Près de cinq ans après l'inauguration de la prestigieuse salle de concert parisienne, rien ne va plus entre l'architecte star, père du Quai Branly et du Louvre Abou Dhabi, et l'établissement public Philharmonie de Paris.

Au coeur du bras de fer: le dérapage financier survenu lors de la construction du bâtiment, dont le coût est passé de 173 millions d'euros au lancement du projet en 2006 à 386 millions d'euros lors de son inauguration en 2015.

Pour les Ateliers Jean Nouvel, ce dépassement s'explique par la gestion défaillante de la Philharmonie elle-même. Pour cette dernière, il est imputable à l'architecte, accusé d'avoir fortement sous-évalué les coûts et d'avoir effectué des "modifications permanentes".

En avril 2017, l'établissement public chargé de gérer la salle a donc adressé une facture de 170,6 millions d'euros à l'architecte. Cette demande, confirmée par "titre exécutoire" en septembre 2017, comprend 110 millions d'euros de pénalités de retard. "La somme demandée (...) est près de dix fois supérieure aux honoraires des Ateliers Jean Nouvel, elle équivaut à un arrêt de mort" du cabinet de l'architecte, s'indignent ses avocats, Me William Bourdon et Vincent Brengarth. "Une telle demande, parfaitement inique, est sans précédent dans le monde de l'architecture", assurent-ils.

En parallèle de la bataille qui se poursuit depuis deux ans devant la justice administrative, les avocats ont donc décidé de contre-attaquer au pénal, en déposant une plainte le 14 octobre auprès du parquet national financier (PNF).

"Les faits sont d'autant plus inhabituels que" la Philharmonie "a fait le choix de poursuivre uniquement le maître d'oeuvre, à l'exclusion des entreprises. Ce traitement différencié ne trouve aucune explication légitime", dénonce la plainte.

"Sabotage"

Pour les avocats, la demande de la Philharmonie relève ainsi de la "concussion" -- à savoir la perception par un agent ou un établissement public de sommes qu'ils savent indues.

Les avocats dénoncent également des faits de "favoritisme" pour des ordres de service passés avec l'entreprise Bouygues, sélectionnée sans mise en concurrence effective, sans l'accord de l'architecte.

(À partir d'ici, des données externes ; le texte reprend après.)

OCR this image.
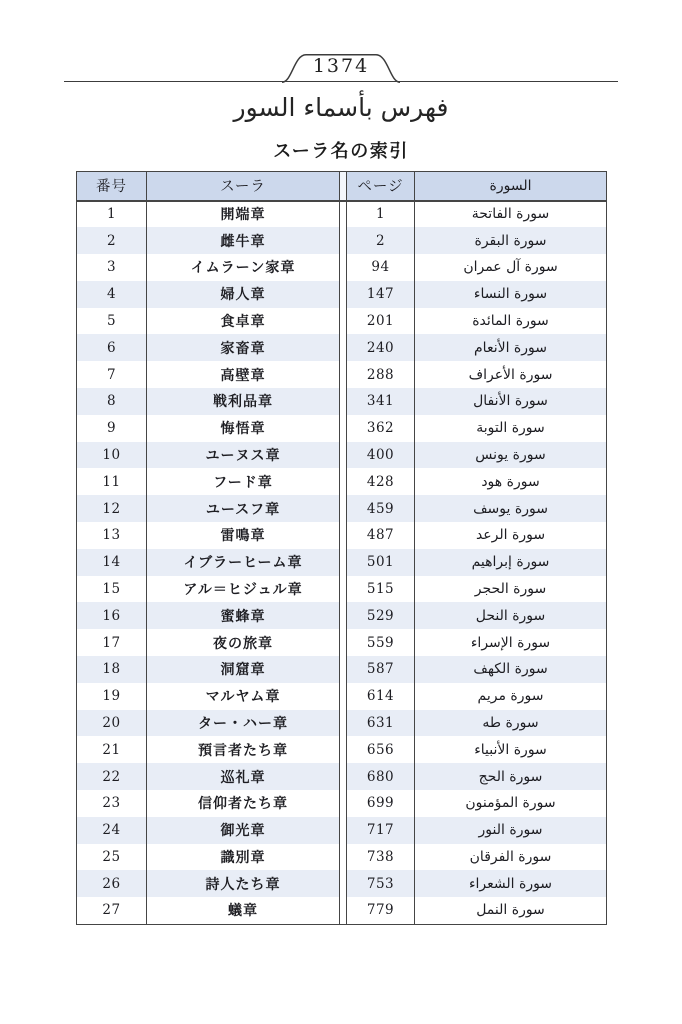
1374
فهرس بأسماء السور
スーラ名の索引
番号	スーラ		ページ	السورة
1	開端章		1	سورة الفاتحة
2	雌牛章		2	سورة البقرة
3	イムラーン家章		94	سورة آل عمران
4	婦人章		147	سورة النساء
5	食卓章		201	سورة المائدة
6	家畜章		240	سورة الأنعام
7	高壁章		288	سورة الأعراف
8	戦利品章		341	سورة الأنفال
9	悔悟章		362	سورة التوبة
10	ユーヌス章		400	سورة يونس
11	フード章		428	سورة هود
12	ユースフ章		459	سورة يوسف
13	雷鳴章		487	سورة الرعد
14	イブラーヒーム章		501	سورة إبراهيم
15	アル＝ヒジュル章		515	سورة الحجر
16	蜜蜂章		529	سورة النحل
17	夜の旅章		559	سورة الإسراء
18	洞窟章		587	سورة الكهف
19	マルヤム章		614	سورة مريم
20	ター・ハー章		631	سورة طه
21	預言者たち章		656	سورة الأنبياء
22	巡礼章		680	سورة الحج
23	信仰者たち章		699	سورة المؤمنون
24	御光章		717	سورة النور
25	識別章		738	سورة الفرقان
26	詩人たち章		753	سورة الشعراء
27	蟻章		779	سورة النمل
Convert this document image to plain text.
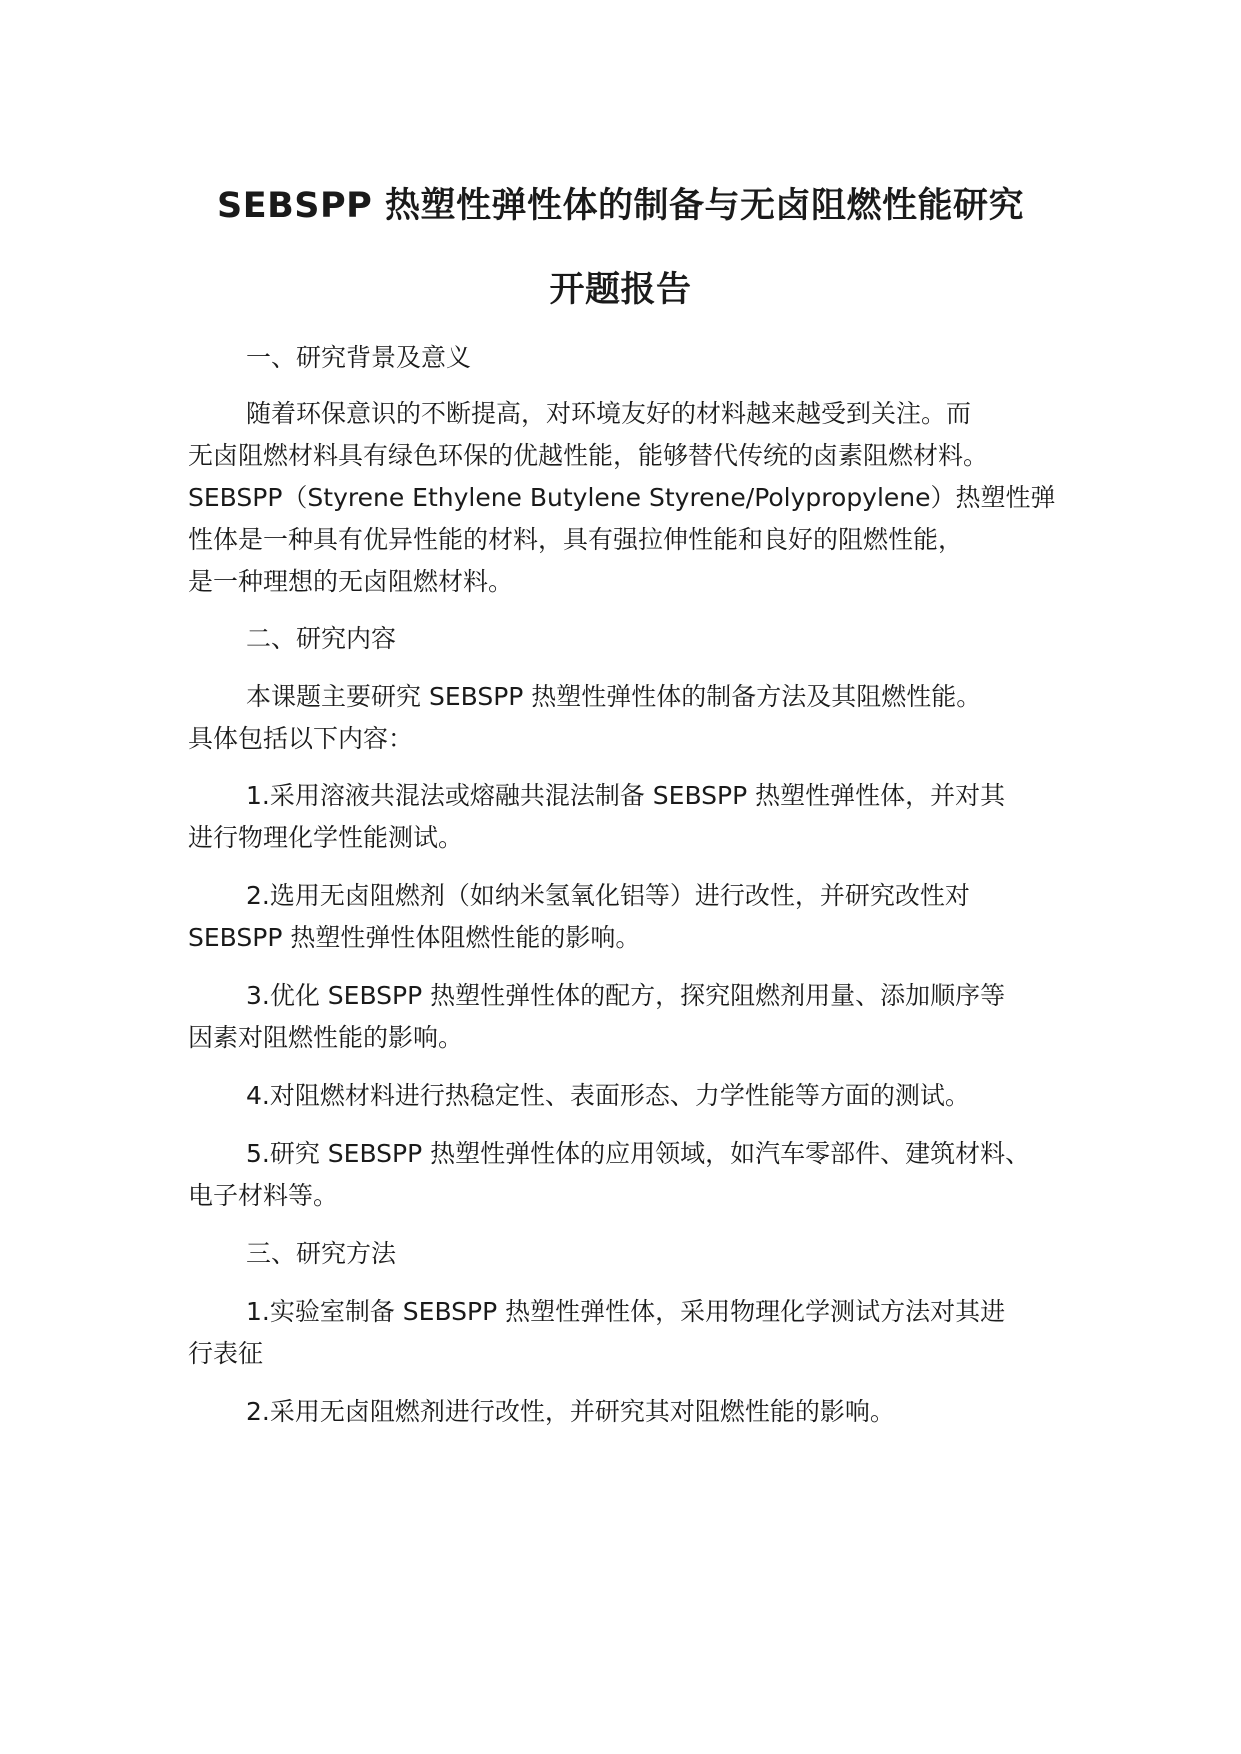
SEBSPP 热塑性弹性体的制备与无卤阻燃性能研究
开题报告
一、研究背景及意义
随着环保意识的不断提高，对环境友好的材料越来越受到关注。而
无卤阻燃材料具有绿色环保的优越性能，能够替代传统的卤素阻燃材料。
SEBSPP（Styrene Ethylene Butylene Styrene/Polypropylene）热塑性弹
性体是一种具有优异性能的材料，具有强拉伸性能和良好的阻燃性能，
是一种理想的无卤阻燃材料。
二、研究内容
本课题主要研究 SEBSPP 热塑性弹性体的制备方法及其阻燃性能。
具体包括以下内容：
1.采用溶液共混法或熔融共混法制备 SEBSPP 热塑性弹性体，并对其
进行物理化学性能测试。
2.选用无卤阻燃剂（如纳米氢氧化铝等）进行改性，并研究改性对
SEBSPP 热塑性弹性体阻燃性能的影响。
3.优化 SEBSPP 热塑性弹性体的配方，探究阻燃剂用量、添加顺序等
因素对阻燃性能的影响。
4.对阻燃材料进行热稳定性、表面形态、力学性能等方面的测试。
5.研究 SEBSPP 热塑性弹性体的应用领域，如汽车零部件、建筑材料、
电子材料等。
三、研究方法
1.实验室制备 SEBSPP 热塑性弹性体，采用物理化学测试方法对其进
行表征
2.采用无卤阻燃剂进行改性，并研究其对阻燃性能的影响。
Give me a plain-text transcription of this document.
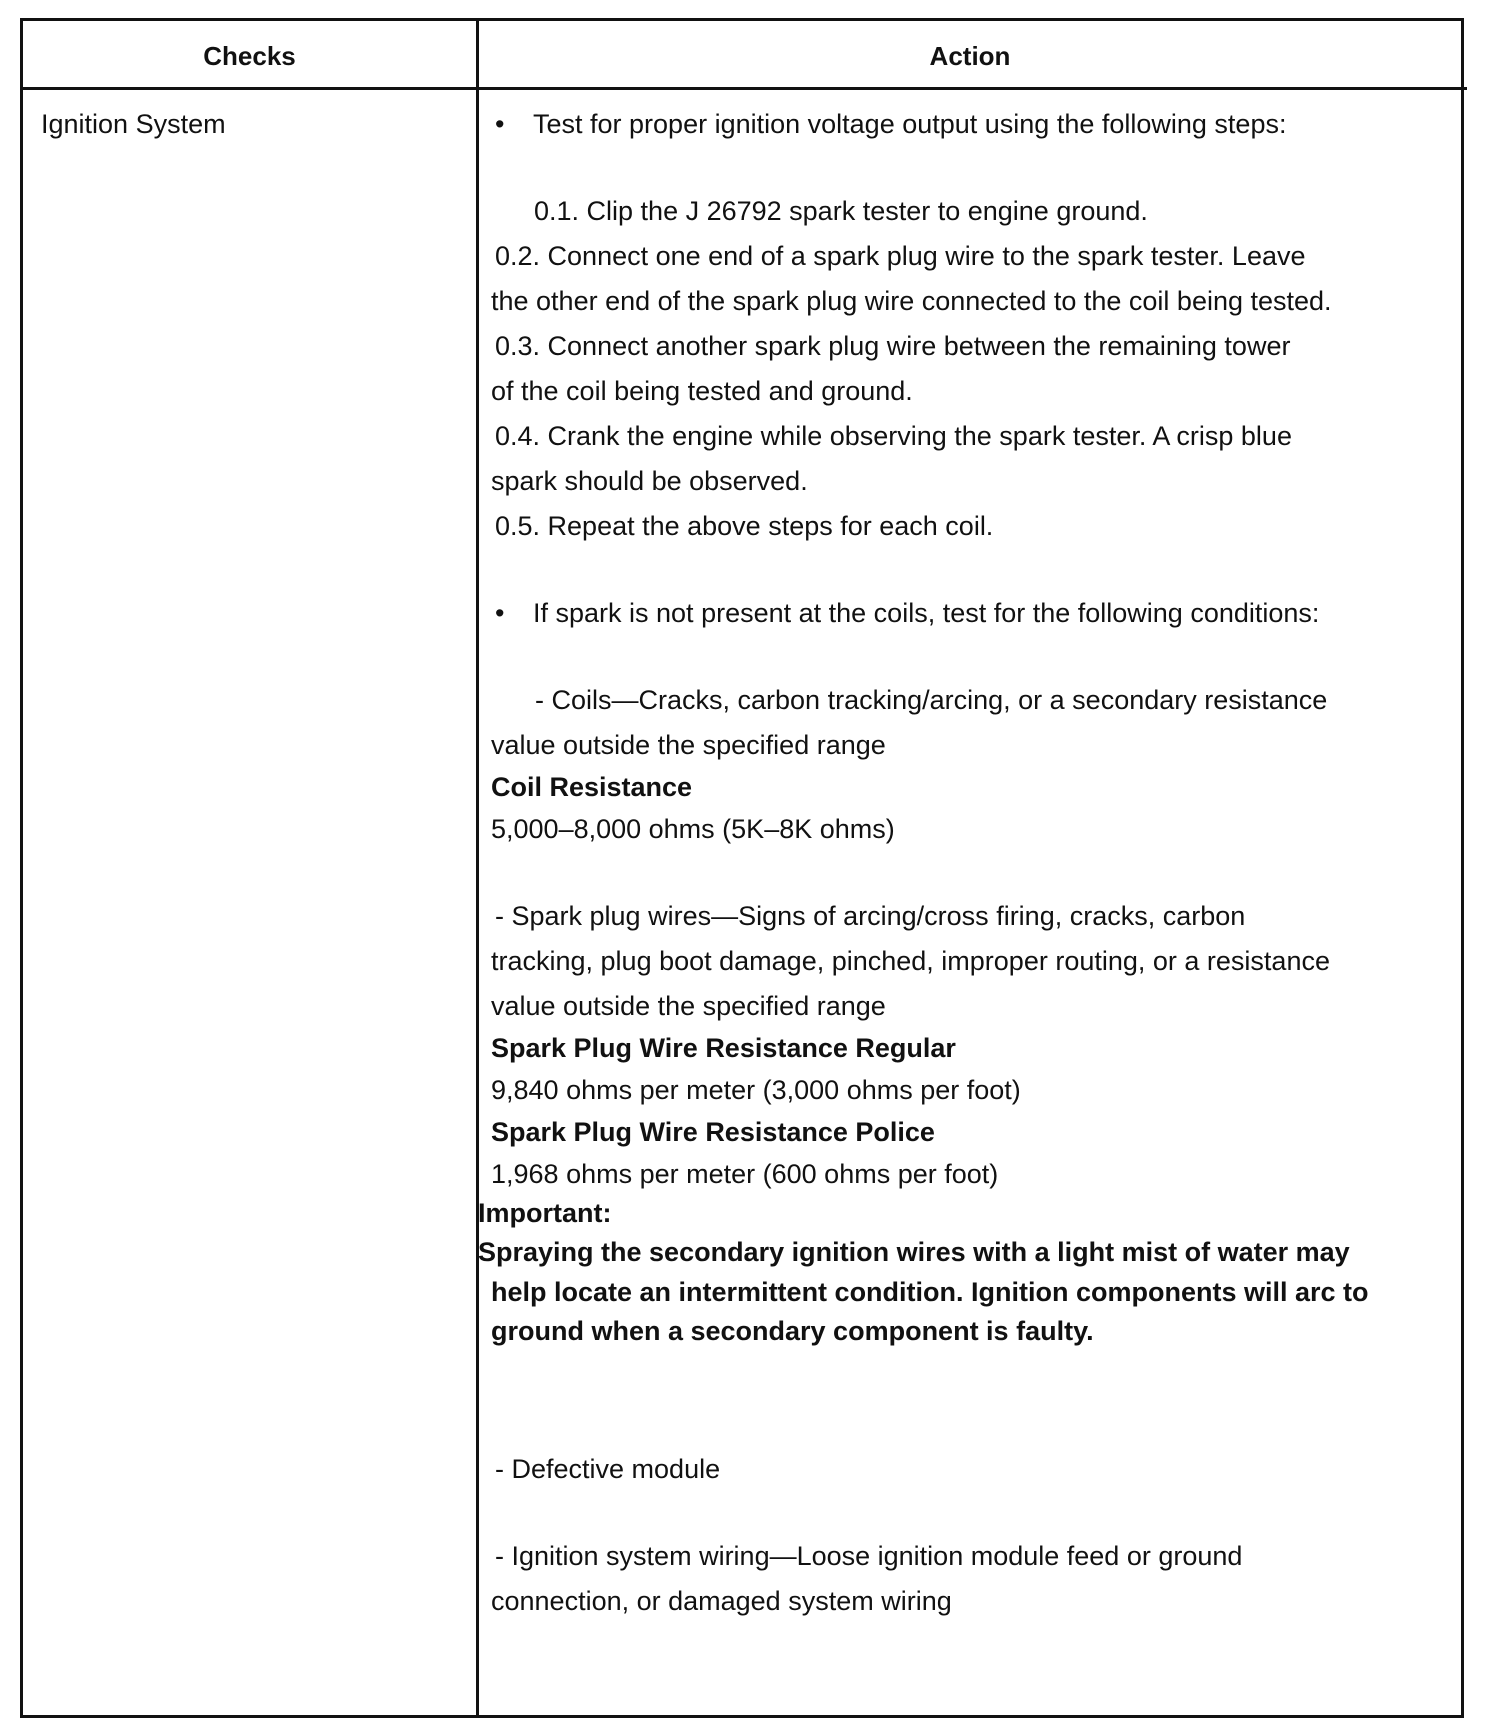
Checks	Action
Ignition System	• Test for proper ignition voltage output using the following steps:
0.1. Clip the J 26792 spark tester to engine ground.
0.2. Connect one end of a spark plug wire to the spark tester. Leave
the other end of the spark plug wire connected to the coil being tested.
0.3. Connect another spark plug wire between the remaining tower
of the coil being tested and ground.
0.4. Crank the engine while observing the spark tester. A crisp blue
spark should be observed.
0.5. Repeat the above steps for each coil.
• If spark is not present at the coils, test for the following conditions:
- Coils—Cracks, carbon tracking/arcing, or a secondary resistance
value outside the specified range
Coil Resistance
5,000–8,000 ohms (5K–8K ohms)
- Spark plug wires—Signs of arcing/cross firing, cracks, carbon
tracking, plug boot damage, pinched, improper routing, or a resistance
value outside the specified range
Spark Plug Wire Resistance Regular
9,840 ohms per meter (3,000 ohms per foot)
Spark Plug Wire Resistance Police
1,968 ohms per meter (600 ohms per foot)
Important:
Spraying the secondary ignition wires with a light mist of water may
help locate an intermittent condition. Ignition components will arc to
ground when a secondary component is faulty.
- Defective module
- Ignition system wiring—Loose ignition module feed or ground
connection, or damaged system wiring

L'entreprise avait à l'origine été mise en concurrence avec le groupe Vinci, mais les deux offres, supérieures à 300 millions d'euros, avaient été refusées. La Philharmonie a finalement négocié directement avec Bouygues, qui a présenté un budget de 218 millions d'euros.

Les plaignants accusent enfin la Philharmonie de "faux et usage de faux" pour avoir signé ces ordres avec l'en-tête du cabinet, et de "recel de détournement de fonds publics", pour avoir fait un usage selon eux illégal de l'argent public en dérogeant aux règles relatives aux marchés publics.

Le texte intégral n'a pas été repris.